It might ordinarily be deemed to be one of its core functions. The Central Bank of Nigeria (CBN) revealed in its third-quarter economic report, that it injected $4.37bn into the foreign exchange market in the quarter as part of efforts to ensure the stability of the naira. But it not only brings to the fore those underlying issues that continue to challenge the capacity of the apex bank to effectively administer monetary policy, it leaves, yet again, the hard question, the forces fuelling the unexplained surge, particularly at a time the economy has remained on a slow cruise.
We do understand that these are difficult times for the economy, not least the apex bank that must at once contend with the dwindling rate of forex accretion in the environment where the demand for forex continues to surge. Unfortunately, if we understand the exigency under which the apex bank is forced to play ‘saviour’, not so its ‘obsession’ with saving the naira.
In the first place, we have said that there is no such thing as magical value of the naira; indeed, the illusion that some phantom market forces will somehow play at a time when supply is not only severely constrained ought to have been long gone.

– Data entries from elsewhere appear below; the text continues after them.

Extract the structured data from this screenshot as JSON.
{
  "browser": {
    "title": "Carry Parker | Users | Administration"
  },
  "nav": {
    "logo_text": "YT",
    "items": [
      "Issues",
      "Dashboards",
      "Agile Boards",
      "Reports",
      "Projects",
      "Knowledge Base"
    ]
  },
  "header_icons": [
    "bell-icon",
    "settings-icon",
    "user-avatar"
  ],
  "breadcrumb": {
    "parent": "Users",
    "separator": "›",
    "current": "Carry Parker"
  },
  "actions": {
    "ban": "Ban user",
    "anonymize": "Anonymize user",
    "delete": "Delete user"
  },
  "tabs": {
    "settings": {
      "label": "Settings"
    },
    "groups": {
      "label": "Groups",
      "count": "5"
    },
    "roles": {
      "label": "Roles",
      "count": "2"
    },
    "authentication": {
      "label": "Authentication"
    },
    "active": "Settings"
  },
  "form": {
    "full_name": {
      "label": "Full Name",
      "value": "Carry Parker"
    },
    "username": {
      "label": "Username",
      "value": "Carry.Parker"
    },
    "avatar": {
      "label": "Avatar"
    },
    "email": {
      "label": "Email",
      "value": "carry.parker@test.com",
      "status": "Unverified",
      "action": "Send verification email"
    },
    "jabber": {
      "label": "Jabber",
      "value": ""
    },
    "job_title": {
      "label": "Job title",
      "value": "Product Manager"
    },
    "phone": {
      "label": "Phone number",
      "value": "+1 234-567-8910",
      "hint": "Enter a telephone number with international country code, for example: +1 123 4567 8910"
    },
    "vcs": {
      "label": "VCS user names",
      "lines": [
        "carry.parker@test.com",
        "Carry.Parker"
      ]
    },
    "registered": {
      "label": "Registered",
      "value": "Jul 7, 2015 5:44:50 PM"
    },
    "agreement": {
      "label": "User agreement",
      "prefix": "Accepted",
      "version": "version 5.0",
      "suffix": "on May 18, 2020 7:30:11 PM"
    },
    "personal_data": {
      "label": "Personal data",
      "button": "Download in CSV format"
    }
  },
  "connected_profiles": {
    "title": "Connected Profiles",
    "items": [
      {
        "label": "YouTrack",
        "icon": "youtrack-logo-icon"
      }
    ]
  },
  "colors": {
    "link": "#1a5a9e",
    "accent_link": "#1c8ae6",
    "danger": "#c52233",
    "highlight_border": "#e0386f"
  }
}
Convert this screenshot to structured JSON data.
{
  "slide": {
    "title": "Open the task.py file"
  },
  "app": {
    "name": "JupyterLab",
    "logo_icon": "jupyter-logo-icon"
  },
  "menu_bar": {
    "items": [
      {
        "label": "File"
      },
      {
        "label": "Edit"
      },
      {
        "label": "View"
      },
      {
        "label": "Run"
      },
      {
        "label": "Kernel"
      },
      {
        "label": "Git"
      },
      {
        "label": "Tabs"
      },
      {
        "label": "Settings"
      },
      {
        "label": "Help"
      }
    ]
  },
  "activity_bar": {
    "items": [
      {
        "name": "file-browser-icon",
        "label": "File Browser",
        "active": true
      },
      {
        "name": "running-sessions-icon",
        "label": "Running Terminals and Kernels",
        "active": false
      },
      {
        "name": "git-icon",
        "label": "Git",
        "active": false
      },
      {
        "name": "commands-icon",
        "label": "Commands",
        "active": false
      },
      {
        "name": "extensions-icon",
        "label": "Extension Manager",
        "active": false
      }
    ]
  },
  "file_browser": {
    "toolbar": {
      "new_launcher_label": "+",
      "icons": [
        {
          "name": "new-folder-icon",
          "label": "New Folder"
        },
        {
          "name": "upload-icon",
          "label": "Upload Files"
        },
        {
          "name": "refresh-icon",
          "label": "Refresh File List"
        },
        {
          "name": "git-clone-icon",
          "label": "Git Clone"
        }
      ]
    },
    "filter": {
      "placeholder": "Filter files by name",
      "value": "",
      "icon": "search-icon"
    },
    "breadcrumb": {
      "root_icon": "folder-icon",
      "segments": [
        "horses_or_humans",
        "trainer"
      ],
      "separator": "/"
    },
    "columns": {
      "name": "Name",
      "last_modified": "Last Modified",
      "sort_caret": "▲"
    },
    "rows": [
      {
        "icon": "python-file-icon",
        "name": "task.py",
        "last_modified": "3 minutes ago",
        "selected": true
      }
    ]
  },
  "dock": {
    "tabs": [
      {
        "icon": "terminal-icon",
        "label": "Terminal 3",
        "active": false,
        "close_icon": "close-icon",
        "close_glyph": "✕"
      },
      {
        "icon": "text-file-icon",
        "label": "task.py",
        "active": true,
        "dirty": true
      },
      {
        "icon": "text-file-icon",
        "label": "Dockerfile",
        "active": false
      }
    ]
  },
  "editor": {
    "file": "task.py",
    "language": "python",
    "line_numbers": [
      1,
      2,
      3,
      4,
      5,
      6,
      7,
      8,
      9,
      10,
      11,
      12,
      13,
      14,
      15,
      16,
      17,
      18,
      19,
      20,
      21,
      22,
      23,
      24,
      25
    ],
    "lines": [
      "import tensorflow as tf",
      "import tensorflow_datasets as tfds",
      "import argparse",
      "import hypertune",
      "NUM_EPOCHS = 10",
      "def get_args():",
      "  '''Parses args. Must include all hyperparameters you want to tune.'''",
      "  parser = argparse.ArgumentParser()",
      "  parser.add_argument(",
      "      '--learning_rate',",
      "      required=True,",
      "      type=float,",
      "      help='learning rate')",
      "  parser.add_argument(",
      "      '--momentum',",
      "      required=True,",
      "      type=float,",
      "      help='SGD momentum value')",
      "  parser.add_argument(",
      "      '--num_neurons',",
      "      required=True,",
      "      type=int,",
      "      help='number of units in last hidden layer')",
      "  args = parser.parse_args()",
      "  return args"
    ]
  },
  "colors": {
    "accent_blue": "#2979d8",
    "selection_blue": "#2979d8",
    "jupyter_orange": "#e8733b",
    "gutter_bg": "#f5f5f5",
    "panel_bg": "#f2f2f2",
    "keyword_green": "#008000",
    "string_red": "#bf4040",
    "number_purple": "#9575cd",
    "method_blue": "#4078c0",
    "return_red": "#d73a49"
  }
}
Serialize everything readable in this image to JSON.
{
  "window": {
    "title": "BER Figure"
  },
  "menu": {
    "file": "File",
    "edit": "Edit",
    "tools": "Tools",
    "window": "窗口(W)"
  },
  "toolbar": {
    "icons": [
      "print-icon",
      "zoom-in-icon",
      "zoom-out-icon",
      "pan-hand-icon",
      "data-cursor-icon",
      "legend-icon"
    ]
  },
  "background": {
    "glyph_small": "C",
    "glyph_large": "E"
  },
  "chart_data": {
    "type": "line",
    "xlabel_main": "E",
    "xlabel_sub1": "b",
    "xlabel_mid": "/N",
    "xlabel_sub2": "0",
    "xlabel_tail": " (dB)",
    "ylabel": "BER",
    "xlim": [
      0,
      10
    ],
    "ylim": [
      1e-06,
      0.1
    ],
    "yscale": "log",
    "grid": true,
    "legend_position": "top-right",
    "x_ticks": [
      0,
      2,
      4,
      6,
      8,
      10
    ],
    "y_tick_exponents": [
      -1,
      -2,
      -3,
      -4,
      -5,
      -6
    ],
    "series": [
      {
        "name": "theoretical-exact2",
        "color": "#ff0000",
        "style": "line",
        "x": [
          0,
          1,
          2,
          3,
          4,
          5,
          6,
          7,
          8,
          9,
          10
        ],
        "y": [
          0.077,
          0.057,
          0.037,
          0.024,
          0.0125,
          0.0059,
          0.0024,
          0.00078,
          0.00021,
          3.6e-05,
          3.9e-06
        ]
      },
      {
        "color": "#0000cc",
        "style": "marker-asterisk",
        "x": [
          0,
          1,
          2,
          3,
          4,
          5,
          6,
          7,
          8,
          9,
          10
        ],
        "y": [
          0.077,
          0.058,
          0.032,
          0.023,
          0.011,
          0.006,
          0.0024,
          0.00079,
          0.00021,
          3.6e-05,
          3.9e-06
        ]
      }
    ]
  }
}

Is it the value being driven by the hordes of speculators on the streets, whose activities the top bank has long admitted does much to undermine the naira? The same parallel market of which some, notably the international monetary agencies, suggest that the CBN take a cue from?
Moreover, in a country where those with clout have no compunction about fuelling the instability in the forex market for private gains, we have long stated that some of the controls put in place by the apex bank are not only necessary but inevitable. In fact, the CBN has very little choice; the alternative would be a run on the reserves by speculators disguised as investors.
Of course, it goes without saying that the country is in dire emergency, so the measures should reflect that. From the pre-COVID-19 level of $36.38 billion in February 2020, the foreign reserves has suffered a mixed fortune – plunging into its lowest depth of $33.44 billion in April before peaking at $36.4 billion in May. Ever since, it has maintained a steady course of decline standing at $35.360 billion in December. Given that oil prices are yet to fully recover, and demand, which has remained sluggish seems unlikely to pick up appreciably in the near future, any suggestion of the CBN letting off the hold would be unrealistic.
Which is why the idea of ‘defending’ the naira would appear to come to no issue; if anything, the apex bank should be more concerned with forex prioritisation – ensuring that the critical sectors get just enough forex to get going and to ensure that the economy continues to operate on even keel. We have earlier called for a framework under which those in the aforementioned categories are availed their forex needs. It seems the best option to pursue in the circumstance.
The irony of course is that the Federal Government hasn’t shown enough commitment to ‘defending’ its own remit – the real sector. Had the government done as much as the CBN to defend its turf, we would probably be talking of substantive changes in the operating environment. Most certainly, we wouldn’t be dealing with a situation in which it would be cheaper to ship goods from China to Lagos than to move the cargo from the ports to warehouses within the state.